– Exacto.
– ¿Y respecto al saqueo? ¿No cometió delitos durante los disturbios?
Después de una pausa y otra mirada a su abogado, Torran-ce dijo:
– Me acojo a la Quinta.
Lo que esperaba. Seguidamente llevé a Torrance a través de una serie de preguntas concebidas para que no le quedara otra opción que incriminarse a sí mismo o negarse a responder bajo las protecciones de la Quinta Enmienda. Finalmente, después de que se acogiera a no declarar en su contra en seis ocasiones, el juez se cansó de mi insistencia y me hizo volver al caso que nos ocupaba. Obedecí con reticencia.
– Está bien, ya basta de hablar de usted, señor Torrance -dije-. Volvamos al señor Woodson. ¿Estaba al tanto de los detalles de este doble asesinato antes de conocer al señor Woodson en prisión?
– No, señor.
– ¿Está seguro? Atrajo mucha atención.
– Estaba en prisión, señor.
– ¿No hay televisión ni diarios en prisión?
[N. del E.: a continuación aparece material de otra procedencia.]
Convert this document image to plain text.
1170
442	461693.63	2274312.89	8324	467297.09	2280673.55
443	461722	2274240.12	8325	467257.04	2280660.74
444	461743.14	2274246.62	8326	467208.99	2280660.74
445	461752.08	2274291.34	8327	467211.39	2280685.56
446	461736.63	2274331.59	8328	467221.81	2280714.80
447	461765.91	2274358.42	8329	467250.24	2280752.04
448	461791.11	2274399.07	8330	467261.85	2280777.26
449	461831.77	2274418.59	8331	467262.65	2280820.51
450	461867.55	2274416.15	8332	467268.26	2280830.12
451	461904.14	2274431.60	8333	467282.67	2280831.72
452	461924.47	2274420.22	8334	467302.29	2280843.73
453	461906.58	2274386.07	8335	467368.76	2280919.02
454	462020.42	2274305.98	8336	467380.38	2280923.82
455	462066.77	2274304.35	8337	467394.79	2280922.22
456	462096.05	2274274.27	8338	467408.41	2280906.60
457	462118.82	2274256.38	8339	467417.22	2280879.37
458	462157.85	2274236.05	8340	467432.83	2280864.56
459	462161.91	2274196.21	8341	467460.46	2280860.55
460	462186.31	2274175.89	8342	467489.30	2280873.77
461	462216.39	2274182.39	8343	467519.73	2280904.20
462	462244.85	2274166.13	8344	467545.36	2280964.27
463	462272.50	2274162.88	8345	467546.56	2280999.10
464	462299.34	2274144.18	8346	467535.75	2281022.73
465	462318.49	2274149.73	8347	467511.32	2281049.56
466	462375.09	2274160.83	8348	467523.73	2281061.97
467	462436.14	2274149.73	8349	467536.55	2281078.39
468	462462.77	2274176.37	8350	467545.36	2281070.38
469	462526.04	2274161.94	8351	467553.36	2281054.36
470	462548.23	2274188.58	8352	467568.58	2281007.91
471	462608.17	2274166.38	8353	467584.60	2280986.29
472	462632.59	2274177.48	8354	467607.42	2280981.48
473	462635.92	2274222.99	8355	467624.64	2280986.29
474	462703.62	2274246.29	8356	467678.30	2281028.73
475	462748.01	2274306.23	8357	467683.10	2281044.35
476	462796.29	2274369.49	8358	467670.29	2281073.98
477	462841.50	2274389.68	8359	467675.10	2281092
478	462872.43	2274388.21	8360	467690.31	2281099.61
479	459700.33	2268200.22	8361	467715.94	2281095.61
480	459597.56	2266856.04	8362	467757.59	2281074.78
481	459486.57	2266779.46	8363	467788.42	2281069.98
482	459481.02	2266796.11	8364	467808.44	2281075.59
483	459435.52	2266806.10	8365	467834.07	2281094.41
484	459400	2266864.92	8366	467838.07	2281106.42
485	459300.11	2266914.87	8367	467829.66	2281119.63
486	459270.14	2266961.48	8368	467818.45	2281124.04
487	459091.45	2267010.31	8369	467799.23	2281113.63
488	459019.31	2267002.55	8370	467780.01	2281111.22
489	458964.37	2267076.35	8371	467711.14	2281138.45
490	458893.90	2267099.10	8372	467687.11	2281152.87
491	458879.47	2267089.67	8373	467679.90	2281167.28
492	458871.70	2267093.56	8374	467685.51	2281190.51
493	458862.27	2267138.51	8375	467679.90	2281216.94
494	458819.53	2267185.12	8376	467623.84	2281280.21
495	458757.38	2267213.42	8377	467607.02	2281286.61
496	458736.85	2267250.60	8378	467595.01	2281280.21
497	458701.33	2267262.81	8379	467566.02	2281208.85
– No leo los periódicos y la televisión del módulo está rota desde que llegué allí. Montamos un cirio y dijeron que la arreglarían, pero no han arreglado una mierda.
El juez advirtió a Torrance que cuidara su lenguaje y el testigo se disculpó. Seguí adelante.
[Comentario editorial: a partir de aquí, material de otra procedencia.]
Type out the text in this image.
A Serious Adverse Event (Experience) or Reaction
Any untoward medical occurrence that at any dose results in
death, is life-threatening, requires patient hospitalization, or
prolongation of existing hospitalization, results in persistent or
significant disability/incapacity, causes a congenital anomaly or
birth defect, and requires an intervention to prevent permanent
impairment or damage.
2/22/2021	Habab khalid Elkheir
– Según los registros de prisión, el señor Woodson llegó al módulo de alta seguridad el 5 de septiembre y, según el material de revelación de pruebas del estado, usted contactó con la acusación en octubre después de la supuesta confesión de Woodson. ¿Le parece correcto?
– Sí, me parece que sí.
– Bueno, pues a mí no, señor Torrance. ¿ Le está diciendo a este jurado que un hombre acusado de un doble asesinato y que se enfrenta a una posible pena de muerte confesó su crimen a un recluso al que conocía desde hacía menos de cuatro semanas?
Torrance se encogió de hombros antes de responder.
– Es lo que pasó.
– Eso dice. ¿Qué le dará la fiscalía si el señor Woodson es condenado por estos crímenes?